Saxophonists Influenced by Count Basie Are a Tribute to Legendary Bandleader's Enduring Innovations and Timeless Tunes


Count Basie's influence on the world of jazz has not waned since his death in 1984, especially among saxophonists in the Frank Capp Juggernaut big band. The ensemble will play its 12th annual "Tribute to Count Basie" on Sunday at the Irvine Marriott.

Alto saxophonist Lanny Morgan sat in with Basie's band during a 1955 rehearsal at New York City's Birdland. He later joined the band at an outdoor performance atop a 60-story skyscraper under the stars during the same period.

Baritone saxophonist Jack Nimitz saw Basie in Kansas City in the early '50s and joined the band in 1959 for an appearance at Los Angeles' Whisky a Go Go.

A generation later, tenor saxophonist Danny House, at the age of 19, joined Basie's orchestra on the strength of a recommendation from trumpeter Clark Terry just weeks before Basie died April 26, 1984.

"I was so very sad that I never got to play a date with Basie," said House, who claims he could talk for days about his seven-year run with the Basie orchestra under the direction of Frank Foster. "But I had great experiences working with the remaining Basie [band members], especially [composer and guitarist] Freddie Green during the last three years of his life."

When thinking of the Basie band, one automatically thinks of the rhythm section first and the swinging beat it originated in the 1930s. Today, that beat is recognized around the globe as "Basie swing."

But the saxophonists who came through the group over the course of a half-century also influenced the Basie sound and the direction of jazz as well. Basie's saxophonists contributed enduring improvisations and many of the band's arrangements.

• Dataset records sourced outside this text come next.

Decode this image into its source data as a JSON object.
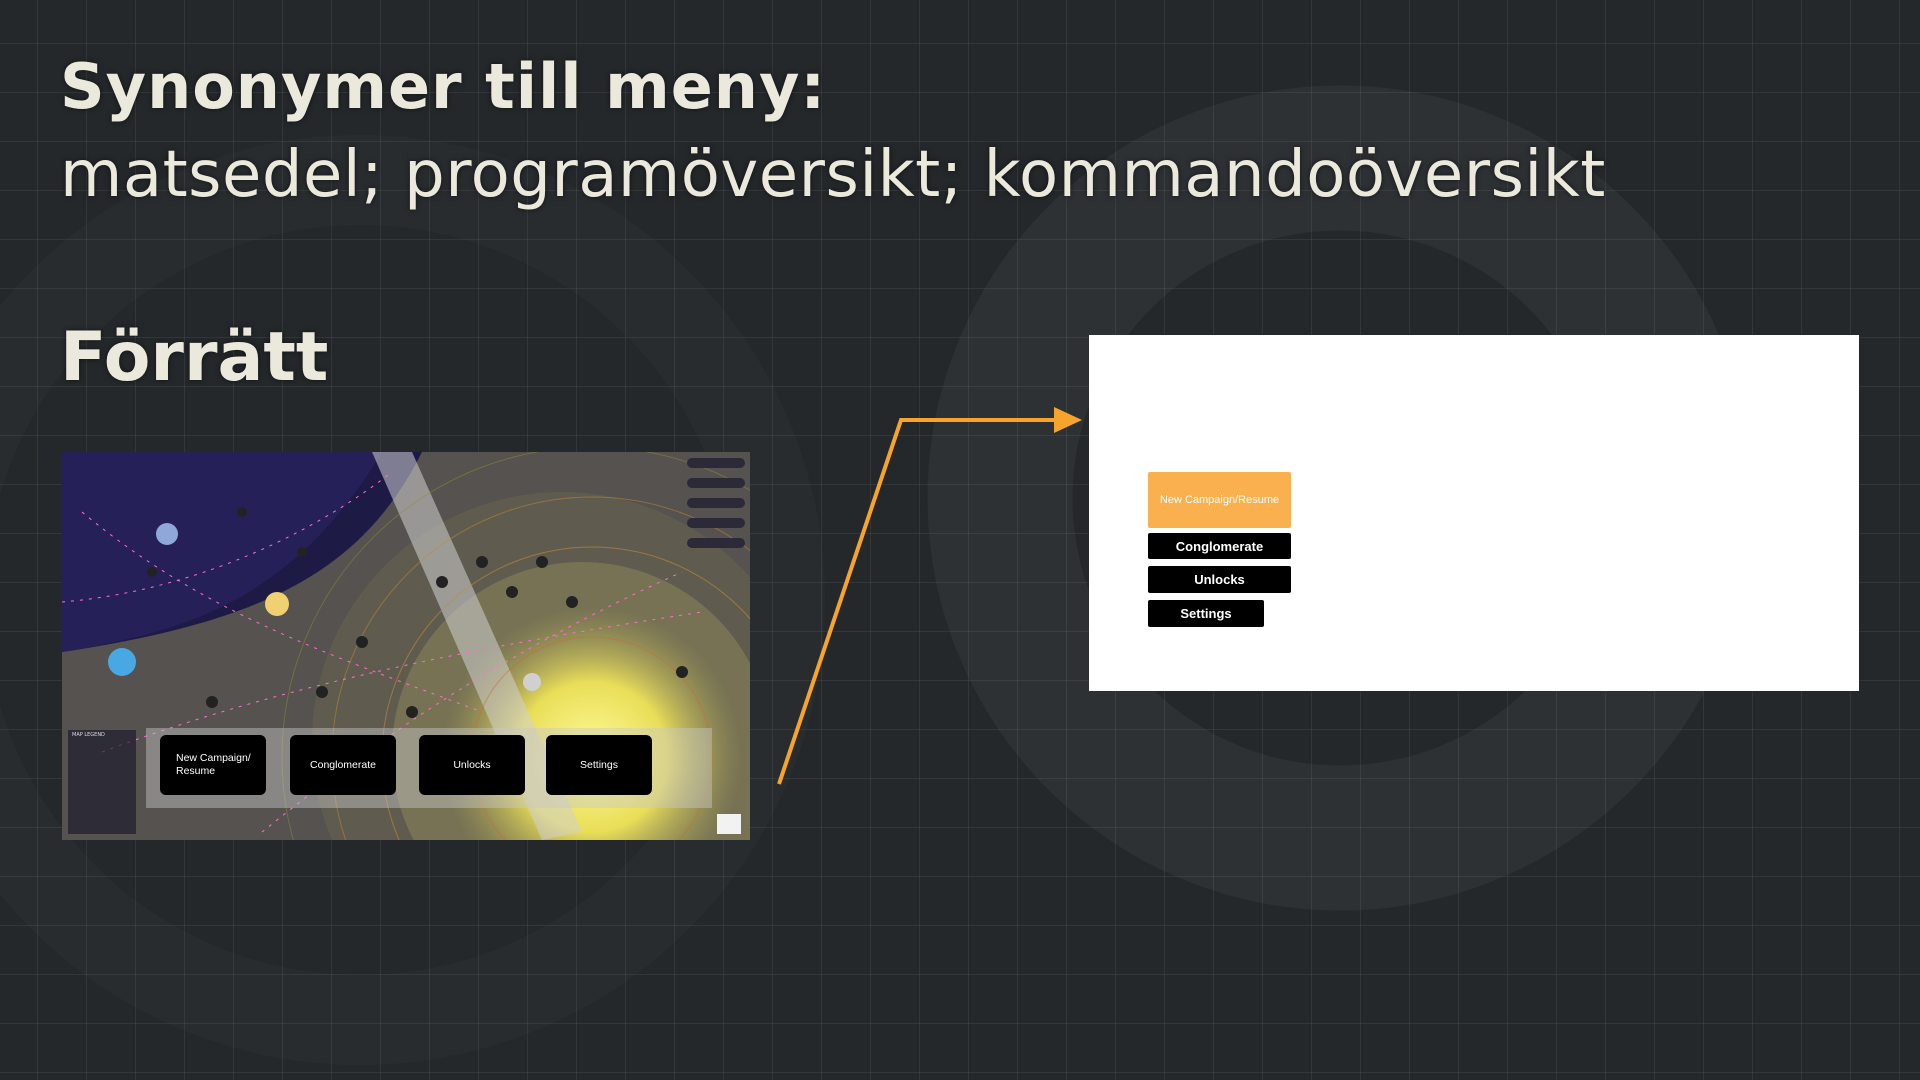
{
  "slide": {
    "heading_bold": "Synonymer till meny:",
    "heading_synonyms": "matsedel; programöversikt; kommandoöversikt",
    "section_title": "Förrätt"
  },
  "game_screenshot": {
    "legend_heading": "MAP LEGEND",
    "menu_buttons": [
      "New Campaign/\nResume",
      "Conglomerate",
      "Unlocks",
      "Settings"
    ]
  },
  "wireframe": {
    "buttons": [
      "New Campaign/Resume",
      "Conglomerate",
      "Unlocks",
      "Settings"
    ]
  },
  "colors": {
    "background": "#25282b",
    "text": "#ebe8dc",
    "accent_orange": "#f6a42c",
    "wireframe_button_highlight": "#fbb04f"
  },
  "icons": [
    "arrow-right-icon"
  ]
}
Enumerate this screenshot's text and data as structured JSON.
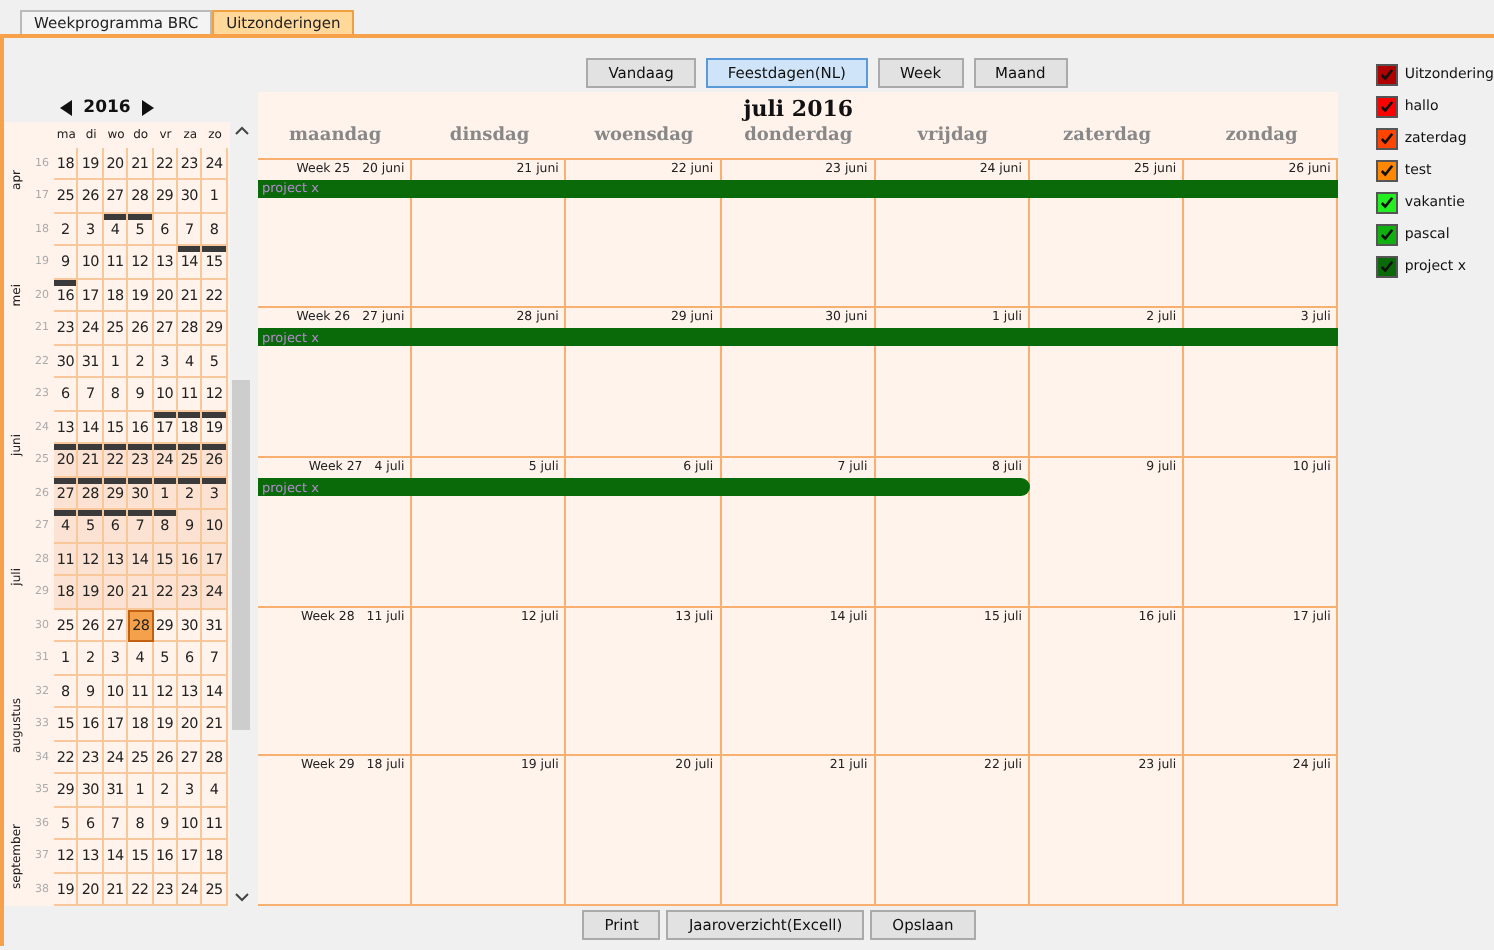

The history traces through such tenor legends as Lester Young, Buddy Tate and Herschel Evans. It continued with such giants as Frank Foster, Eddie "Lockjaw" Davis, Marshall Royal, Ernie Wilkins and Frank Wess.

Altoist Morgan, a member of trumpeter Maynard Ferguson's ensemble at the time, remembers getting to Birdland early for a rehearsal one day in 1955 just to hear Basie's band.

"Both bands rehearsed at Birdland and I knew a lot of the guys with Basie," Morgan recalled. "Frank Wess wasn't able to show so Basie asked me if I'd like to sit in since I was there. Marshall was the straw boss of the band; Basie just kind of sat there and let Marshall run the show."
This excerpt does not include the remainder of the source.